I asked Harry Ginsberg: Who saw the burning wheel? Because I knew someone else had. Harry is very educated, he would know. He was reading something else, a book, and for a moment he looked up. And he said, Ezekiel, Chloé. Like two people had seen it, Ezekiel and me. I know he was speaking to me, addressing me, but I took it another way, that it was a list of two people, very exclusionary, a tiny club in which I was one member, Ezekiel being the other.

So now I work at the coffee shop where Oscar’s ashes are in a pretty wooden urn on a shelf up near the listings of coffees we offer, and nobody except Bradley and me know that he’s there, my husband Bone Barrel. Down here in my basement — I’m doing Harry and Esther a huge favor by staying here, by the way, because they’re lonely and they need contact with the youth culture — I’ve set up a crib and a changing table and I have baby toys ready. My breasts, they’re huge, they’re ready for lactating and nursing. I smell of milk. I’m careful about what I eat and drink: lots of milk and Caesar salads and steak and fruits and vegetables. I quit smoking. It wasn’t needful. I wait for the baby and I wait for the return of Oscar. Oscar wasn’t unsung. I sang him, so he’ll be back. In whatever form he takes this time, I’ll welcome him. Sometimes I think of what Harry likes to say, The unexpected is always upon us, and I think, Yeah sure it is, but maybe he’s right, and one evening I’ll be down here, and, who knows, Charlie, I’ll be gazing toward the ceiling, just thinking about nothing, feeling my baby’s kicks as she or he gets ready to be born, this baby that’s half Oscar and half me, and I’ll be thinking about the baby’s name, and I’ll hear somebody outside, somebody who’s, like, approaching the front door, and maybe it’ll look like Harry and Esther’s son Aaron, who they’ve been waiting for all this time, who had previously invisibled himself but now has reappeared. He’ll come to the door, he’ll come in, they’ll welcome him back, but it’ll be me who’ll know who he really is.
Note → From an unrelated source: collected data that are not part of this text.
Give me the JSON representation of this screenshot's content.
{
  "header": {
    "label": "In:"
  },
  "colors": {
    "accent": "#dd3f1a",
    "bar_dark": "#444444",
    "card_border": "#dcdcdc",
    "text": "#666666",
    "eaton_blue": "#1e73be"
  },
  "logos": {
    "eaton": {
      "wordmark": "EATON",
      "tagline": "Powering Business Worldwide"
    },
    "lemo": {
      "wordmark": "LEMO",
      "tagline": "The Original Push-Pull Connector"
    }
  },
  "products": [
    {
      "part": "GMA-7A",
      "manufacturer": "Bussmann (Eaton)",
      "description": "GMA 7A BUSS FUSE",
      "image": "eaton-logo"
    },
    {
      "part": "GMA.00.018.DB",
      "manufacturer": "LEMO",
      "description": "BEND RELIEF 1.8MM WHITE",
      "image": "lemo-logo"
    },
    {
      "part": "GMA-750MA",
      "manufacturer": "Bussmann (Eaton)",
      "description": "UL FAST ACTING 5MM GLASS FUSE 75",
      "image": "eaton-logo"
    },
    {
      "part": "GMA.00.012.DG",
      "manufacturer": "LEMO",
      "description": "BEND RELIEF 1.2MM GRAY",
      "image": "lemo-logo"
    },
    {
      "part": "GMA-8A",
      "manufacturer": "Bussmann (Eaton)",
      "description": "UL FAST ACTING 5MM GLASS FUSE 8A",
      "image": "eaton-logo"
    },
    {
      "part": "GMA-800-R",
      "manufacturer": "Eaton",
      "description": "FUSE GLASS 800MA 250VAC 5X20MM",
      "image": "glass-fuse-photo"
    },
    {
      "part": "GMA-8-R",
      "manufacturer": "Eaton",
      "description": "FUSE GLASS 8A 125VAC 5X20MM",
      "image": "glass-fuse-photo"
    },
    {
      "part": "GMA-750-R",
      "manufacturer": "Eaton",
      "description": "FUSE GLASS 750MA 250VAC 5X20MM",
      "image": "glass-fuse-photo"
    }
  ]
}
Once someone has bound your heart, he’s the only person who can let it loose again. I’m waiting, Charlie. I’m patient. I don’t ever want my heart unchained, except by him.

The song was right, sweet Jesus. Here’s your lemonade.

Ain’t no grave will hold his body down.

Our life is no dream, but ought to be and perhaps will become so.

— NOVALIS

POSTLUDES

“YOU’RE NOT really going to start your book with a character waking up in bed, are you? That’s the first rule, isn’t it? Don’t start a story with a character waking up in bed?”

Bradley’s words.

But yes: I am going to do that. I am going to break that particular rule.

I RISE FROM THE BENCH and start to make my way back around the periphery of Allmendinger Park. Year after year I have come to this spot to wait out the particular nights that are radiant with the moon, and voices, and wakefulness. Here and there, mostly on the other side of the street, are the restless joggers, who I first assume are all insomniacs but who on second thought are probably night workers, nocturnal laborers, home from their jobs and eager to get some exercise before they shower and bed down for a day’s sleep. Overhead, a slight breeze riffles the branches, and the air smells of the white pines to my right through which the wind has passed. One of the lyrical consolations of insomnia is that the sufferer becomes acquainted with the special luminous emptiness of 4 A.M., these spectral stirrings when, just before dawn, the spirits seem to be abroad and are moving slowly toward you for reassurance. As I walk, I notice that the few joggers who are out here are all men. The women are afraid to jog at this time of night, wary of assault. No, I’m wrong: there’s one very slender woman wearing a Toledo Mud Hens baseball cap and clutching a small can of pepper spray in her right hand. She jogs by, hardly bothering to look at me, intent on her times, probably a marathoner.